According to eastern Nigerian mythology, an Ogbanje is a child who dies within a few months or years of birth and returns to a mythical land, only to re-enter the womb of his or her mother and be born again.  Chinua Achebe’s novel Things Fall Apart describes an ogbanje that was reborn nine times to an Igbo woman, and whose comings and goings devastated her mother.  The Yoruba, another population group within the borders of present-day Nigeria, but separated from the Igbos by the Niger River and considerable land mass, have a similar ancient myth referring to “Abiku”, who in a poem by Nobel laureate Wole Soyinka is “calling for the first and repeated time”.

While the Yorubas, Igbos and other West African subpopulations with similar myths are not connected genetically, they all are subject to strong selective pressure from Falciparum malaria. The P.  falciparum parasite, which causes malaria, and its Anopheles gambiae vector are most concentrated across Africa’s equatorial belt.  The high frequency of malaria in this area and the balancing selection that maintains the HbS allele in the population may underlie the origins of the ogbanje myths.  A recent socio-medical study confirmed that 70 of 80 reputed ogbanjes had sickle cell anemia.

How exactly are heterozygotes protected?  It was first thought that sickled red blood cells might be less able to be infected by Plasmodium falciparum parasites, but this was later shown to be untrue.  Indeed, HbA homozygotes and heterozygote children are equally likely to be infected with Falciparum malaria.  The advantage stems from what happens next.  A significant proportion of young children who are infected with Plasmodium falciparum will suffer a syndrome known as severe malaria, which is caused by the parasite making its host’s red blood cells knobbed and sticky, so that they clump together.  The knobbed cells stick to each other and to the lining of blood vessels in the brain, causing a type of stroke that is very often fatal.  They also stick to vessels in the placenta, placing pregnant women and their unborn children at risk of death. The cell aggregation allows the parasite to sequester large clumps of red blood cells and increase its opportunities to replicate.

The parasite is unable to produce as many knobs in sickled cells, and the knob protein that is produced is aberrantly distributed on the surface of the infected sickled cells.  (This knobbing defect is also seen in other hemaglobinopathies such as HbC and α-thalassemia, which also protect from severe malaria).  The end result is that heterozygotes are less likely than HbA homozygotes to progress to or die of severe malaria, while HbS homozygotes generally do not reach adulthood without medical intervention.  Thus, in places where Plasmodium falciparum is endemic, and in the absence of treatments for malaria or sickle cell anemia, heterozygotes are more likely to survive to reproductive age and reproduce successfully than either HbS or HbA homozygotes: they are fitter.

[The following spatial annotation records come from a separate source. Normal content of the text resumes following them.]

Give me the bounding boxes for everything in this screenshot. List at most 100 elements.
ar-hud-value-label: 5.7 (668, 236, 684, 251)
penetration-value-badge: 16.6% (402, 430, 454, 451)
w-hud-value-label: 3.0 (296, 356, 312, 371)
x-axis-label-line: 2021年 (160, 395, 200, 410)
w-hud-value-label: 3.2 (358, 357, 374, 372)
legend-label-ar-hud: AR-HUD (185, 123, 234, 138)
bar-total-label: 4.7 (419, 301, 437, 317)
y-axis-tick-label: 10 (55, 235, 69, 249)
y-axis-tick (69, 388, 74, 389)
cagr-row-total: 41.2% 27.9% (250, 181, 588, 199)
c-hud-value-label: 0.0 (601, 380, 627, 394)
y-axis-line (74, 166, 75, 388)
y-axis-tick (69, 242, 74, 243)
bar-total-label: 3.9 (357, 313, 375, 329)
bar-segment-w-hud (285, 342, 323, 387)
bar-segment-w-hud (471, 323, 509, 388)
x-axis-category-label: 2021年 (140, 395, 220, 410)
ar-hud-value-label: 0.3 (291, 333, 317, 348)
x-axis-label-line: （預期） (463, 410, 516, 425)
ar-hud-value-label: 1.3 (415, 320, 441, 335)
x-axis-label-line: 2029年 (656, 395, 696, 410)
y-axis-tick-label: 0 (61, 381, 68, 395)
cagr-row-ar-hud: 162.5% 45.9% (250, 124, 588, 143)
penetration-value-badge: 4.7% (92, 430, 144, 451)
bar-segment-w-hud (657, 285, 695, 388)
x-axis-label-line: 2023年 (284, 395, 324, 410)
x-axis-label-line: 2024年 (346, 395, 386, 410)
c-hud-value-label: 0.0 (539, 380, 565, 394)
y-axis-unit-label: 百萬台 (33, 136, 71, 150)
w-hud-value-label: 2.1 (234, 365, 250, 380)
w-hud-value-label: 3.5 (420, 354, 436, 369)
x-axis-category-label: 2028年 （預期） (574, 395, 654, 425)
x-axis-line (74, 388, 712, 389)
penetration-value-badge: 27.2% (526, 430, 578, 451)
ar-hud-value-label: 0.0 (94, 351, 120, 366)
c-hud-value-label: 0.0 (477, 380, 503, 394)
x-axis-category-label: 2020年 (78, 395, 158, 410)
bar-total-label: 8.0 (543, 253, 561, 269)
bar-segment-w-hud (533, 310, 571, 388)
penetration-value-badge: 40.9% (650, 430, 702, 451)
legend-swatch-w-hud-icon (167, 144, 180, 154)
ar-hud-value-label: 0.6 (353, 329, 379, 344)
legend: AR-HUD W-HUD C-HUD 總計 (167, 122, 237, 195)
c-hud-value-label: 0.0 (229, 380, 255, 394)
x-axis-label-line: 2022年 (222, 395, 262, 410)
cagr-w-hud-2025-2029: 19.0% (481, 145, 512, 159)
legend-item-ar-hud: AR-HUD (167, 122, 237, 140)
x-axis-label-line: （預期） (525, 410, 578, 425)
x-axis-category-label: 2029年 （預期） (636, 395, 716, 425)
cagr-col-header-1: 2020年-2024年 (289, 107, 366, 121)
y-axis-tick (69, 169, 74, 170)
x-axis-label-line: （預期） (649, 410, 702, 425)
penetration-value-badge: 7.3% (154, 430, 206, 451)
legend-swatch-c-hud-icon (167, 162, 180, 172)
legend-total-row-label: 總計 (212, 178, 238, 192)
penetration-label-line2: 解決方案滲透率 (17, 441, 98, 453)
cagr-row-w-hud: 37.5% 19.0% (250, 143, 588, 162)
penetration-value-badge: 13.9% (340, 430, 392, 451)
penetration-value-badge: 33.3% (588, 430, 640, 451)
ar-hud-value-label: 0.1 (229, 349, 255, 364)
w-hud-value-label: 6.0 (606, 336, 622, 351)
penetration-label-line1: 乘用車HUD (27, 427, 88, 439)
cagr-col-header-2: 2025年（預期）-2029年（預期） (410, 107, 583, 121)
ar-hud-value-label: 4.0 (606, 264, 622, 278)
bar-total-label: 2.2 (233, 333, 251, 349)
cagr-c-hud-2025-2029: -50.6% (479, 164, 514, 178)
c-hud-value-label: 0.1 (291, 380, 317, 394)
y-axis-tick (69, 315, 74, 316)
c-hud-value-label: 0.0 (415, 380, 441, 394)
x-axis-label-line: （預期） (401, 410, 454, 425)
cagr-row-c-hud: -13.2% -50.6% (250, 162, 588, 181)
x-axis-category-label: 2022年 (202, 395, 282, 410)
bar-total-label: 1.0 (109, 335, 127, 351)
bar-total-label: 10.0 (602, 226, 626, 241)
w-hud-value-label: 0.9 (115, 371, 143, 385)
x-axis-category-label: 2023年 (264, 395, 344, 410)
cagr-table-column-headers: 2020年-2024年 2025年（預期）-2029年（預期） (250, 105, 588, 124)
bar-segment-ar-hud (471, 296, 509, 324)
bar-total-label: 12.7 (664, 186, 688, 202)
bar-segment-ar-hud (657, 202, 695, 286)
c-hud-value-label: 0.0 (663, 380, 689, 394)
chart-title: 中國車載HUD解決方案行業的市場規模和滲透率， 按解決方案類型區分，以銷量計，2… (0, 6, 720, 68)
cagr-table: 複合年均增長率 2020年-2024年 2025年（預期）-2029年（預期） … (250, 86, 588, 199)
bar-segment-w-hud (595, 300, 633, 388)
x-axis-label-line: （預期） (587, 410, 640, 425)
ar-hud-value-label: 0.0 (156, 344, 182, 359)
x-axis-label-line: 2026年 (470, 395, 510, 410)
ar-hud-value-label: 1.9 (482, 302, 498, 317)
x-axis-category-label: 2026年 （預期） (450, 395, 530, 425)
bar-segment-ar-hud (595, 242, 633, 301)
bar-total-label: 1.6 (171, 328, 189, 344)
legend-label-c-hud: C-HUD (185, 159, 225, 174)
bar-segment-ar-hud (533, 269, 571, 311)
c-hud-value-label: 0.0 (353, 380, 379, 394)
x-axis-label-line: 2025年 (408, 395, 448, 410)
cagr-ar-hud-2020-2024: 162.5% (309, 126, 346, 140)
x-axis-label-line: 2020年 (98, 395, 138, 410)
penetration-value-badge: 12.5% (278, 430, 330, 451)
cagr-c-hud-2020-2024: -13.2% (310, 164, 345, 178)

Sickle cell heterozygotes are generally healthy but are more likely to be oxygen-deprived at high altitudes or during extremely vigorous exercise.  Therefore the HbS allele only provides a fitness advantage where malaria is endemic.  However, the result of centuries of selective pressure from malaria in equatorial Africa, and a subsequent Founder Effect, explains why African Americans, whose ancestors were forcibly brought from malaria-endemic Africa to the now malaria-free North America, continue to carry the HbS allele at a high frequency.